The Resting Muscle Membrane
A normal muscle at rest is electrically silent as demonstrated below. When the needle is inserted or adjusted slightly, there is a brief spurt of electrical activity, followed by a very quick return to electrical silence absent any spontaneous activity.
Normal resting muscle membrane
When there is muscle and/or nerve irritation, or a metabolic abnormality, the muscle membrane becomes hyper-excitable and results in increased insertional activity. The discharges are sometimes referred to as complex repetitive discharges.
Increased insertional activity:
Complex Repetitive Discharges
When there is nerve fiber injury, be it from entrapment neuropathy such as Carpal Tunnel Syndrome or root compression such as from disc herniation or bony Stenosis with axonal/nerve fiber injury, denervation potentials develop in the muscle known as positive sharp waves (PSW) and fibrillation potentials (FP) in the nerve distribution distally. The sound of positive sharp waves have been described as, like ‘claps of distant thunder’, and fibrillation potentials a higher pitched and shorter duration sound, like ‘rain on a tin roof’. The degree of denervation, i.e. PSW & FPs, is often graded on a scale from 1 – 4, grade 1- occasional; to grade 4- ‘filling the screen’, reflecting a much more severe degree of nerve injury. Below, grade 1-2+ is demonstrated.

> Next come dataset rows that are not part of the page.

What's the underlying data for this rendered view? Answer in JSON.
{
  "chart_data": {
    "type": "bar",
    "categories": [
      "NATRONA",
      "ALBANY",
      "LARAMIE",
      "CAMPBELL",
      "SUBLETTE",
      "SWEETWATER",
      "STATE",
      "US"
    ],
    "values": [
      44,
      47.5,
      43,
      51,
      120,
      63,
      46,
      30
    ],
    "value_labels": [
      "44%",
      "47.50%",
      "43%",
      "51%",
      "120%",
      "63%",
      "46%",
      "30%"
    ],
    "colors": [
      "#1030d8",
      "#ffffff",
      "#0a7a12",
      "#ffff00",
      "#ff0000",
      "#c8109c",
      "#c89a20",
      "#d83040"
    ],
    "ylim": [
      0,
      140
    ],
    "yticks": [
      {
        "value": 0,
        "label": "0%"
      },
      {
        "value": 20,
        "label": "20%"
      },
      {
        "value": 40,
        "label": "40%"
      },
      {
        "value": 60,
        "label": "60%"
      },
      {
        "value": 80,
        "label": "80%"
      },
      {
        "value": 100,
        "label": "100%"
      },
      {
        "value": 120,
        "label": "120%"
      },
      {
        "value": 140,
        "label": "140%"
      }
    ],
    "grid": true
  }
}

Spontaneous Activity/Denervation Potentials:
Positive Sharp Waves & Fibrillation Potentials-
Muscle Recruitment Pattern
The firing pattern of muscles during a light contraction provides invaluable information about the health and abundance of motor units, and thus the number of functioning nerve fibers supplying the muscle being tested. Normal motor units are between 200 mV to 5 mV and usually have a crisp bi- or tri-phasic appearance. Upon a full muscle contraction, the motor units fill the screen.
Normal Recruitment Pattern
After nerve injury, there can be recovery from several mechanisms. Nerve fibers can re-grow down the old nerve sheath, or remaining nerve fibers can sprout (like shooters that develop after trimming a tree limb). However, the new sprouts are de-synchronous and thus polyphasic in appearance ( > 5 phases), and as the reconstituted motor units mature, they become much larger in amplitude than normal (up to 15-20 mV) or 4-5 X the normal size. Given nerve fiber thinning, the recruitment pattern can be described as neurogenic or ‘picket fence’, i.e. only a few large complex motor units firing with hollow voids.
Abnormal Recruitment Pattern:
Polyphasic-hypertrophic motor units
Neurogenic/’Picket-fence’ recruitment pattern
During EMG testing, the earliest consequence of nerve injury is abnormal muscle membrane instability or increased insertional activity. However, this can also be seen as a consequence of direct muscle trauma, in muscle diseases particularly those with inflammatory infiltrates such as polymyositis, as well as metabolic and electrolyte disturbances. However, denervation potentials, i.e. positive sharp waves and fibrillation potentials, are only seen in consequence to nerve injury. The higher the grade of denervation potentials, the more severe is the nerve injury.
As but one example, if a disc ruptures causing pressure upon a nerve root, or triggers an inflammatory reaction resulting in axonal/nerve fiber injury, denervation potentials will develop in the distribution of muscles supplied by that nerve root. The grade of denervation is a function of the degree of axonal/nerve fiber injury and loss.
Subsequent to acute axon/nerve fiber injury, there is a time delay for Wallerian degeneration downstream. It takes almost 2 days to see early consequences just distal to a sectioned nerve, and 7-10 up to 14 days to see characteristic changes in the innervated muscle, i.e. denervation potentials in response to injury.
Subsequent to acute consequences of nerve injury, through a process of: (1) Axonal/nerve regrowth; and (2) axonal collateral sprouting, motor units that are usually triphasic and not larger than 5 mV become complex and polyphasic on EMG. As these motor units mature, “giant” complex motor unit reorganization develops up to 15-20 mV+, and thus 4-5 X the usual maximal size. The recruitment pattern becomes “picket fence” reflecting the degree of axonal thinning with rapid firing (increasing the frequency of muscle fiber firing as one mechanism to compensate by attempting to generate a stronger muscle contraction.
By combining the findings on EMG – Assessing both the: (1) Resting muscle membrane, and (2) the recruitment pattern, the physician can develop a clear picture of acute vs. subacute vs. chronic injury, and the severity ranging from minimal to very severe.
This slide highlights the different appearance of a normal motor unit in a muscle absent prior nerve injury, with an abnormal muscle demonstrating chronic motor unit change: polyphasic, hypertrophic reorganization (up to 5 fold magnitude difference ); while manifesting a “picket fence” recruitment pattern with rapid firing. (see A-V clip above on Abnormal Recruitment pattern).